“Wild Strawberries” – Bergman’s Code of Values

Wild Strawberries


Title: “Wild Strawberries”

Release Date: 1957

Director: Ingmar Bergman

Cast: Bibi Andersson, Ingrid Thulin, Max von Sydow, Victor Sjöström




“Wild Strawberries” is one of Bergman’s greatest films. The story of one day in the life of an old professor Borg turns into a universal parable about the meaning of human existence – love for another human being.

Bergman made “Wild Strawberries” in 1958. The film quickly gained critical acclaim and became one of the masterpieces of world cinema. It is a story of a retired professor, Isaac Borg, who travels from Stockholm to Lund to receive his doctoral degree at the local university. However, the night before the journey, the man has a mysterious dream about his own death. It disturbs him so much that during the car ride he decides to stop in his hometown, where he is haunted by memories of his youth. In his imagination Borg sees the house where he used to spend his vacations and his youthful love – Sara, with whom he used to pick strawberries.

The professor is also haunted by another dream – as an older man he is sitting for an exam and, in addition, does not know the answer to any of the questions. What is more, it turns out that he is guilty of the sin of indifference. The Borg also recalls his relationship with his late, unloved wife, who, because of his frigidity, began to cheat on him. He also visits his mother and remembers how little tenderness and interest he received from her. By revisiting the past, the professor begins to reflect on his life, which is inevitably coming to an end. The protagonist notices his own frigidity in contacts with his loved ones, even with his own son. Unexpectedly, the academic award that was supposed to be his crowning achievement loses its significance altogether. Existential issues come to the fore – loneliness, approaching death and the question about the meaning of life.

Wild Strawberries movie review

“Wild Strawberries” – masterful poetics

In “Wild Strawberries” Bergman presents himself as a film erudite. Among other things, the director draws on the tradition of silent cinema. There are elements of film expressionism in his work, especially in the dream visions, where we have to do with the deformation of space, symbolic props, such as a clock with stopped hands, or a coffin with a menacing double of the Borg himself. Other scenes, on the other hand, are realistic or sentimental. Nevertheless, Bergman’s strongest reference is to the achievements of the Swedish film school and the poetics it created. It was in Scandinavian cinematography that metaphysical issues were first raised. The poetics of Swedish films is strongly rooted in the space of the harsh North, melancholic and inclining to contemplate the transience and sense of existence. The title strawberries are in Bergman’s work an eloquent symbol of the beauty of life. The sensuality of the fruit – its unique taste and scent – refers back to the lost paradise of youth. The film therefore sparkles with various shades and moods that create a coherent and clear composition reflecting the protagonist’s inner transformation.

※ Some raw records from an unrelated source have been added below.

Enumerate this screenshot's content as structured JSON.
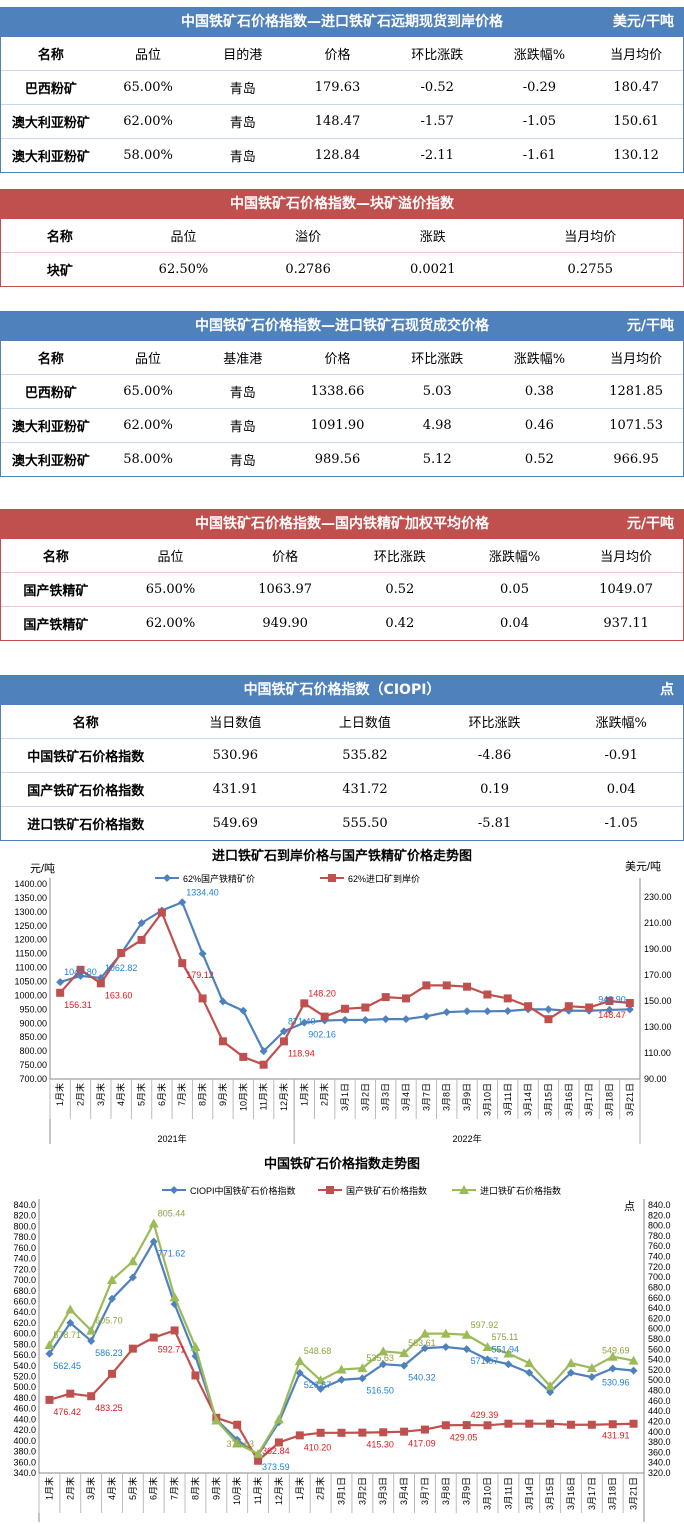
{
  "tables": [
    {
      "title": "中国铁矿石价格指数—进口铁矿石远期现货到岸价格",
      "unit": "美元/干吨",
      "color": "#4f81bd",
      "headers": [
        "名称",
        "品位",
        "目的港",
        "价格",
        "环比涨跌",
        "涨跌幅%",
        "当月均价"
      ],
      "rows": [
        [
          "巴西粉矿",
          "65.00%",
          "青岛",
          "179.63",
          "-0.52",
          "-0.29",
          "180.47"
        ],
        [
          "澳大利亚粉矿",
          "62.00%",
          "青岛",
          "148.47",
          "-1.57",
          "-1.05",
          "150.61"
        ],
        [
          "澳大利亚粉矿",
          "58.00%",
          "青岛",
          "128.84",
          "-2.11",
          "-1.61",
          "130.12"
        ]
      ]
    },
    {
      "title": "中国铁矿石价格指数—块矿溢价指数",
      "unit": "",
      "color": "#c0504d",
      "headers": [
        "名称",
        "品位",
        "溢价",
        "涨跌",
        "当月均价"
      ],
      "rows": [
        [
          "块矿",
          "62.50%",
          "0.2786",
          "0.0021",
          "0.2755"
        ]
      ]
    },
    {
      "title": "中国铁矿石价格指数—进口铁矿石现货成交价格",
      "unit": "元/干吨",
      "color": "#4f81bd",
      "headers": [
        "名称",
        "品位",
        "基准港",
        "价格",
        "环比涨跌",
        "涨跌幅%",
        "当月均价"
      ],
      "rows": [
        [
          "巴西粉矿",
          "65.00%",
          "青岛",
          "1338.66",
          "5.03",
          "0.38",
          "1281.85"
        ],
        [
          "澳大利亚粉矿",
          "62.00%",
          "青岛",
          "1091.90",
          "4.98",
          "0.46",
          "1071.53"
        ],
        [
          "澳大利亚粉矿",
          "58.00%",
          "青岛",
          "989.56",
          "5.12",
          "0.52",
          "966.95"
        ]
      ]
    },
    {
      "title": "中国铁矿石价格指数—国内铁精矿加权平均价格",
      "unit": "元/干吨",
      "color": "#c0504d",
      "headers": [
        "名称",
        "品位",
        "价格",
        "环比涨跌",
        "涨跌幅%",
        "当月均价"
      ],
      "rows": [
        [
          "国产铁精矿",
          "65.00%",
          "1063.97",
          "0.52",
          "0.05",
          "1049.07"
        ],
        [
          "国产铁精矿",
          "62.00%",
          "949.90",
          "0.42",
          "0.04",
          "937.11"
        ]
      ]
    },
    {
      "title": "中国铁矿石价格指数（CIOPI）",
      "unit": "点",
      "color": "#4f81bd",
      "headers": [
        "名称",
        "当日数值",
        "上日数值",
        "环比涨跌",
        "涨跌幅%"
      ],
      "rows": [
        [
          "中国铁矿石价格指数",
          "530.96",
          "535.82",
          "-4.86",
          "-0.91"
        ],
        [
          "国产铁矿石价格指数",
          "431.91",
          "431.72",
          "0.19",
          "0.04"
        ],
        [
          "进口铁矿石价格指数",
          "549.69",
          "555.50",
          "-5.81",
          "-1.05"
        ]
      ]
    }
  ],
  "chart_data": [
    {
      "type": "line",
      "title": "进口铁矿石到岸价格与国产铁精矿价格走势图",
      "ylabel": "元/吨",
      "y2label": "美元/吨",
      "ylim": [
        700,
        1400
      ],
      "y2lim": [
        90,
        240
      ],
      "yticks_step": 50,
      "y2ticks": [
        90,
        110,
        130,
        150,
        170,
        190,
        210,
        230
      ],
      "categories": [
        "1月末",
        "2月末",
        "3月末",
        "4月末",
        "5月末",
        "6月末",
        "7月末",
        "8月末",
        "9月末",
        "10月末",
        "11月末",
        "12月末",
        "1月末",
        "2月末",
        "3月1日",
        "3月2日",
        "3月3日",
        "3月4日",
        "3月7日",
        "3月8日",
        "3月9日",
        "3月10日",
        "3月11日",
        "3月14日",
        "3月15日",
        "3月16日",
        "3月17日",
        "3月18日",
        "3月21日"
      ],
      "groups": [
        {
          "label": "2021年",
          "count": 12
        },
        {
          "label": "2022年",
          "count": 17
        }
      ],
      "series": [
        {
          "name": "62%国产铁精矿价",
          "axis": "left",
          "color": "#4f81bd",
          "label_color": "#1f7fd8",
          "marker": "diamond",
          "values": [
            1047.8,
            1070,
            1062.82,
            1150,
            1260,
            1305,
            1334.4,
            1150,
            978,
            945,
            800,
            871.4,
            902.16,
            910,
            912,
            912,
            915,
            915,
            925,
            940,
            943,
            943,
            944,
            950,
            950,
            945,
            945,
            948,
            949.9
          ],
          "labels": [
            [
              "0",
              "1047.80"
            ],
            [
              "2",
              "1062.82"
            ],
            [
              "6",
              "1334.40"
            ],
            [
              "11",
              "871.40"
            ],
            [
              "12",
              "902.16"
            ],
            [
              "28",
              "949.90"
            ]
          ]
        },
        {
          "name": "62%进口矿到岸价",
          "axis": "right",
          "color": "#c0504d",
          "label_color": "#e0191f",
          "marker": "square",
          "values": [
            156.31,
            174,
            163.6,
            187,
            197,
            218,
            179.12,
            152,
            119,
            107,
            101,
            118.94,
            148.2,
            138,
            144,
            145,
            153,
            152,
            162,
            162,
            161,
            155,
            152,
            146,
            136,
            146,
            145,
            150,
            148.47
          ],
          "labels": [
            [
              "0",
              "156.31"
            ],
            [
              "2",
              "163.60"
            ],
            [
              "6",
              "179.12"
            ],
            [
              "11",
              "118.94"
            ],
            [
              "12",
              "148.20"
            ],
            [
              "28",
              "148.47"
            ]
          ]
        }
      ]
    },
    {
      "type": "line",
      "title": "中国铁矿石价格指数走势图",
      "ylabel": "",
      "y2label": "点",
      "ylim": [
        340,
        840
      ],
      "y2lim": [
        320,
        840
      ],
      "yticks_step": 20,
      "y2ticks_step": 20,
      "categories": [
        "1月末",
        "2月末",
        "3月末",
        "4月末",
        "5月末",
        "6月末",
        "7月末",
        "8月末",
        "9月末",
        "10月末",
        "11月末",
        "12月末",
        "1月末",
        "2月末",
        "3月1日",
        "3月2日",
        "3月3日",
        "3月4日",
        "3月7日",
        "3月8日",
        "3月9日",
        "3月10日",
        "3月11日",
        "3月14日",
        "3月15日",
        "3月16日",
        "3月17日",
        "3月18日",
        "3月21日"
      ],
      "series": [
        {
          "name": "CIOPI中国铁矿石价格指数",
          "axis": "left",
          "color": "#4f81bd",
          "label_color": "#1f7fd8",
          "marker": "diamond",
          "values": [
            562.45,
            620,
            586.23,
            665,
            705,
            771.62,
            655,
            558,
            440,
            402,
            373.59,
            435,
            526.67,
            497,
            514,
            516.5,
            543,
            540.32,
            573,
            575,
            571.07,
            551.94,
            543,
            527,
            491,
            527,
            519,
            535,
            530.96
          ],
          "labels": [
            [
              "0",
              "562.45"
            ],
            [
              "2",
              "586.23"
            ],
            [
              "5",
              "771.62"
            ],
            [
              "10",
              "373.59"
            ],
            [
              "12",
              "526.67"
            ],
            [
              "15",
              "516.50"
            ],
            [
              "17",
              "540.32"
            ],
            [
              "20",
              "571.07"
            ],
            [
              "21",
              "551.94"
            ],
            [
              "28",
              "530.96"
            ]
          ]
        },
        {
          "name": "国产铁矿石价格指数",
          "axis": "left",
          "color": "#c0504d",
          "label_color": "#e0191f",
          "marker": "square",
          "values": [
            476.42,
            488,
            483.25,
            525,
            572,
            592.71,
            606,
            522,
            443,
            430,
            362.84,
            397,
            410.2,
            415,
            415,
            415.3,
            416,
            417.09,
            421,
            429.05,
            429.39,
            429,
            432,
            432,
            432,
            430,
            430,
            431,
            431.91
          ],
          "labels": [
            [
              "0",
              "476.42"
            ],
            [
              "2",
              "483.25"
            ],
            [
              "5",
              "592.71"
            ],
            [
              "10",
              "362.84"
            ],
            [
              "12",
              "410.20"
            ],
            [
              "15",
              "415.30"
            ],
            [
              "17",
              "417.09"
            ],
            [
              "19",
              "429.05"
            ],
            [
              "20",
              "429.39"
            ],
            [
              "28",
              "431.91"
            ]
          ]
        },
        {
          "name": "进口铁矿石价格指数",
          "axis": "left",
          "color": "#9bbb59",
          "label_color": "#8aa63c",
          "marker": "triangle",
          "values": [
            578.71,
            645,
            605.7,
            700,
            735,
            805.44,
            668,
            575,
            438,
            395,
            375.63,
            440,
            548.68,
            513,
            533,
            535.63,
            567,
            563.61,
            600,
            600,
            597.92,
            575.11,
            563,
            545,
            502,
            545,
            536,
            557,
            549.69
          ],
          "labels": [
            [
              "0",
              "578.71"
            ],
            [
              "2",
              "605.70"
            ],
            [
              "5",
              "805.44"
            ],
            [
              "10",
              "375.63"
            ],
            [
              "12",
              "548.68"
            ],
            [
              "15",
              "535.63"
            ],
            [
              "17",
              "563.61"
            ],
            [
              "20",
              "597.92"
            ],
            [
              "21",
              "575.11"
            ],
            [
              "28",
              "549.69"
            ]
          ]
        }
      ]
    }
  ]
}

“Wild Strawberries” – love above all

Professor Borg realizes that despite his dazzling professional career, he has not achieved personal happiness. An encounter with a young girl traveling with two boys further emphasizes the professor’s lost chance for true love. Instead of his beloved Sara, years ago he chose a life closed in rigid conventions, emotionally empty. However Borg decides to use the remaining time. He tries to establish a personal relationship with his son, he treats his housekeeper with warmth, and as he goes to bed, he smiles and says goodbye to young Sara, who serenades him at the window.

Wild Strawberries 1957 Bergman

When the professor falls asleep after a day’s journey, which is in fact a journey into his own soul, he dreams of his love from long ago. He is back in the clearing, picking wild strawberries together with Sara. For the only value that resists the inexorable laws of time is love. True happiness, then, does not lie in honours and money – Bergman’s soul travels somewhere else – to wild strawberries.